Et c’est en effet ce que les États du Sud décidaient à l’envi. Dans le courant de l’année 1859, la législation de l’Arkansas votait une loi de bannissement contre tous les affranchis de l’Etat, et le 1er janvier suivant, elle faisait mettre aux enchères et vendre comme esclaves tous les malheureux qui ne s’étaient pas résolus à quitter leurs foyers. Même loi de bannissement promulguée l’année suivante dans le Missouri. La Louisiane, le Mississippi s’étaient également empressés de suivre l’exemple donné par l’Arkansas.

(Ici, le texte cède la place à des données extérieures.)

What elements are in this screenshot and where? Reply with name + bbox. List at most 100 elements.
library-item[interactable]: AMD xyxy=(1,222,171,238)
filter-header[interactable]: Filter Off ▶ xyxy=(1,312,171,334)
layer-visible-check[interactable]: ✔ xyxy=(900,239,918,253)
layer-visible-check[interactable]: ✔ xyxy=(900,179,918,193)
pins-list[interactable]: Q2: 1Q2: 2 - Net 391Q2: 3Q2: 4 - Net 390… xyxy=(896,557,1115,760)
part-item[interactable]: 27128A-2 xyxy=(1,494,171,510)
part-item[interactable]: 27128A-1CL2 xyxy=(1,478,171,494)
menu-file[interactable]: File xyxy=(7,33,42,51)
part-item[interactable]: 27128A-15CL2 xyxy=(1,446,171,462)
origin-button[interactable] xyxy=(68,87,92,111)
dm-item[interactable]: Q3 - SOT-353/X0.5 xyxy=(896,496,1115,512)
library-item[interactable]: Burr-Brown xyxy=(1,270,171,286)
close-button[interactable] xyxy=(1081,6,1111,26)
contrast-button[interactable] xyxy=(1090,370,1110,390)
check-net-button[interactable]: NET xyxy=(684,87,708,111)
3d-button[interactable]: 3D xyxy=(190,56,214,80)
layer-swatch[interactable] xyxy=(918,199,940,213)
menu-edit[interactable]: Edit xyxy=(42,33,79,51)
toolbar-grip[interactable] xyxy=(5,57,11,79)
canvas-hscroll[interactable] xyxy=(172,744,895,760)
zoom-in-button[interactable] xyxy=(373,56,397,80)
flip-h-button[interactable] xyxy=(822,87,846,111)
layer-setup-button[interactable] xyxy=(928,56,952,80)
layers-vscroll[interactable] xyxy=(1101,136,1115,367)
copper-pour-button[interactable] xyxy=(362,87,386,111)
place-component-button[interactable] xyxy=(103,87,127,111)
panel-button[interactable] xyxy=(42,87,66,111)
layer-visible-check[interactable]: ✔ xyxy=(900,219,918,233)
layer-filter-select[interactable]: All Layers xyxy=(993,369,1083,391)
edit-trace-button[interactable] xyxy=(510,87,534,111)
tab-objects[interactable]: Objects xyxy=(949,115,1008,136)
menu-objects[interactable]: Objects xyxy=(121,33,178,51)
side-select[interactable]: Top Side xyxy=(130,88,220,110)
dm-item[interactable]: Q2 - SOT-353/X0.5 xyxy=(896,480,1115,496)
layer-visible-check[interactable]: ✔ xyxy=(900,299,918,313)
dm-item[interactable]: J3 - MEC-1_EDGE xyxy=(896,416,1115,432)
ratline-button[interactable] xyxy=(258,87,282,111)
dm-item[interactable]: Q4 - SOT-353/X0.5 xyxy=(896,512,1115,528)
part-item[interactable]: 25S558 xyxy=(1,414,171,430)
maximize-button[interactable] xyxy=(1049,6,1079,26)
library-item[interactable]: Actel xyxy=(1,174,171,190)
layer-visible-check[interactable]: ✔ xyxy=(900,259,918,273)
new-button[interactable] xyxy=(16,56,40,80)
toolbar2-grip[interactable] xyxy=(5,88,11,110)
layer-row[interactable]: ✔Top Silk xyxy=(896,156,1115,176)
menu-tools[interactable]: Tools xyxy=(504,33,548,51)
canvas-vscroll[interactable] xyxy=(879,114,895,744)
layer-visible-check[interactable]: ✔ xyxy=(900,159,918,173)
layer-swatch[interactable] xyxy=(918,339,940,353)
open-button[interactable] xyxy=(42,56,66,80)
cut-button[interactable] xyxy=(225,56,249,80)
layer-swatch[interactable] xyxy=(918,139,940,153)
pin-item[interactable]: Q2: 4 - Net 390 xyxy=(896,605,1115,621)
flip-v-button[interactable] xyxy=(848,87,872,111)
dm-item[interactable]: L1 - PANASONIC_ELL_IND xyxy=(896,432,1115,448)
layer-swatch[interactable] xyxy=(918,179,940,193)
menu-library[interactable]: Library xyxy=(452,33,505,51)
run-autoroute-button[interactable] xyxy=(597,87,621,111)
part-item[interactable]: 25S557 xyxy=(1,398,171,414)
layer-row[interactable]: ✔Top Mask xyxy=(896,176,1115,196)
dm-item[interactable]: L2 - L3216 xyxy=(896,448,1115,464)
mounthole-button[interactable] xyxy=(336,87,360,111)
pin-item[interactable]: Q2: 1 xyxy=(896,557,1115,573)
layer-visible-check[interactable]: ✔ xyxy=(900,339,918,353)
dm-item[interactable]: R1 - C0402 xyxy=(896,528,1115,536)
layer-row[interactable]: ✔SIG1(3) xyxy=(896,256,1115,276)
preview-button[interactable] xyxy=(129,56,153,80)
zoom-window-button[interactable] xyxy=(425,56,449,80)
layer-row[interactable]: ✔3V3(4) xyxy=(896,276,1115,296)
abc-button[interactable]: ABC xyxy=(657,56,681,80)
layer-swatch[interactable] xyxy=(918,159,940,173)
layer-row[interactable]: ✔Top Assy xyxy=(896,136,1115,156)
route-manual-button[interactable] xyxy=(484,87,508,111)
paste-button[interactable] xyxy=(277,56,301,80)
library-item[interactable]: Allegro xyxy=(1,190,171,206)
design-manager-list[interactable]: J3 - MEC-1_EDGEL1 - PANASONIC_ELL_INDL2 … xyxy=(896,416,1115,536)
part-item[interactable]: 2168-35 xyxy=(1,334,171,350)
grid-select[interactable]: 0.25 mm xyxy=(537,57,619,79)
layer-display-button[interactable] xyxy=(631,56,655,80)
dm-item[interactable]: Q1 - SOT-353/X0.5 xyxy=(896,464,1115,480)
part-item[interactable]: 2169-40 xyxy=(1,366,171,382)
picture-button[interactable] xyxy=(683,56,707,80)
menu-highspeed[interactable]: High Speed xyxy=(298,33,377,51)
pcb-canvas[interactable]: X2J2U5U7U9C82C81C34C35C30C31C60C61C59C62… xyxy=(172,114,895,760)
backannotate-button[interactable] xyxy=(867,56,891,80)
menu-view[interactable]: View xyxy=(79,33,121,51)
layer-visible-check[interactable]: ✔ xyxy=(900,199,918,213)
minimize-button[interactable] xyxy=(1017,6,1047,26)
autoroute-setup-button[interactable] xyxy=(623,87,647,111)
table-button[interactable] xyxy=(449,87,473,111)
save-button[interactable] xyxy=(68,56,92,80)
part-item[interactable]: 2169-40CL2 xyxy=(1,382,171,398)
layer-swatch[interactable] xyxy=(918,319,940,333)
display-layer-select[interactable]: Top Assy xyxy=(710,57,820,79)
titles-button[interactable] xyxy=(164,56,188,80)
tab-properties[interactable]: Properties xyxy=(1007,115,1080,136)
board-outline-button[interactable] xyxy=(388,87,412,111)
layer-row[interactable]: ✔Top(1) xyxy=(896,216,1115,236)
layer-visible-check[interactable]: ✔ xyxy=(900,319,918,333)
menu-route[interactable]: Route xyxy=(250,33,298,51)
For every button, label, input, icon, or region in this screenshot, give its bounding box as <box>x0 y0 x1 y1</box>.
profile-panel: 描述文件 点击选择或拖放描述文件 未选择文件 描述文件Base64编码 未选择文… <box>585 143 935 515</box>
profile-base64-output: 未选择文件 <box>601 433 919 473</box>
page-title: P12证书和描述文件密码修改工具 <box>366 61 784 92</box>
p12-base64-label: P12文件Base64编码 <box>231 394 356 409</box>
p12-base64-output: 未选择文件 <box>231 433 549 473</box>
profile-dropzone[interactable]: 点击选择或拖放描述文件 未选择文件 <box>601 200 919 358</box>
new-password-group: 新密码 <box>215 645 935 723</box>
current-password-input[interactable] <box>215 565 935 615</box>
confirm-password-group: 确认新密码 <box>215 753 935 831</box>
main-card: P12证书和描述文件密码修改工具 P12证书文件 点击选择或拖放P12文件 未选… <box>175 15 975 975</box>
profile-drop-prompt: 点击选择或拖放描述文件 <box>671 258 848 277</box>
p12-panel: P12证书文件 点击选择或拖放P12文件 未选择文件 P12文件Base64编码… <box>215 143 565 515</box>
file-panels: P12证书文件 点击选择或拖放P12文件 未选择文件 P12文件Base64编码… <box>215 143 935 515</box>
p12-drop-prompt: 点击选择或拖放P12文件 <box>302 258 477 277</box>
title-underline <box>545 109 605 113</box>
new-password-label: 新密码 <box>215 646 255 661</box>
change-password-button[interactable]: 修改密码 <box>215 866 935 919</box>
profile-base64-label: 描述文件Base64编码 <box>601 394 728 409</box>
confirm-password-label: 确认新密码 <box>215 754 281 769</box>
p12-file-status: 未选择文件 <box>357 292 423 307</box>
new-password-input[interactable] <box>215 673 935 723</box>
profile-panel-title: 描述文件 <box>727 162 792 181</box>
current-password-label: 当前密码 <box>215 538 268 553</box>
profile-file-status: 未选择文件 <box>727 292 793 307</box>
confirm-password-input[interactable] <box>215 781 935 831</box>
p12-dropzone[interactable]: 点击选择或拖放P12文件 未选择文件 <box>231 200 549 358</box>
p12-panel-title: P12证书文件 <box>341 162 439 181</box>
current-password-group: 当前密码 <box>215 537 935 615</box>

Ailleurs on arrivait au même résultat par des résolutions hypocrites, sous prétexte de punir la paresse, l’ivrognerie ou l’immoralité ; or, quel nègre ne risquait d’être accusé d’immoralité par le blanc qui voulait le faire travailler à son profit ! Même aux portes de la capitale de l’Union, les esclavagistes du Maryland demandaient que les soixante-quinze mille affranchis de l’Etat fussent de nouveau réduits en esclavage ou distribués entre les citoyens blancs. Et quelle était la raison sur laquelle ils appuyaient leur atroce demande ? C’est que le nègre libre se corrompant par l’oisiveté, le devoir du blanc était de le « moraliser par le travail ». C’est par dévouement que les éducateurs de la société voulaient bien consentir à devenir propriétaires de chair humaine ! Il est vrai que la législature n’osa pas promulguer franchement la loi, mais elle la vota indirectement en autorisant les blancs à prendre les enfants des noirs de leur propre gré et en « permettant aux gens de couleur de renoncer à leur liberté » ! effrayante permission qui ressemblait à un ordre. Désormais tout affranchissement de nègre était absolument interdit au propriétaire, si ce n’est par ordre de la législation, quand le nègre avait révélé l’existence d’un complot contre les blancs : le traître à sa cause était le seul qui fût digne de la liberté !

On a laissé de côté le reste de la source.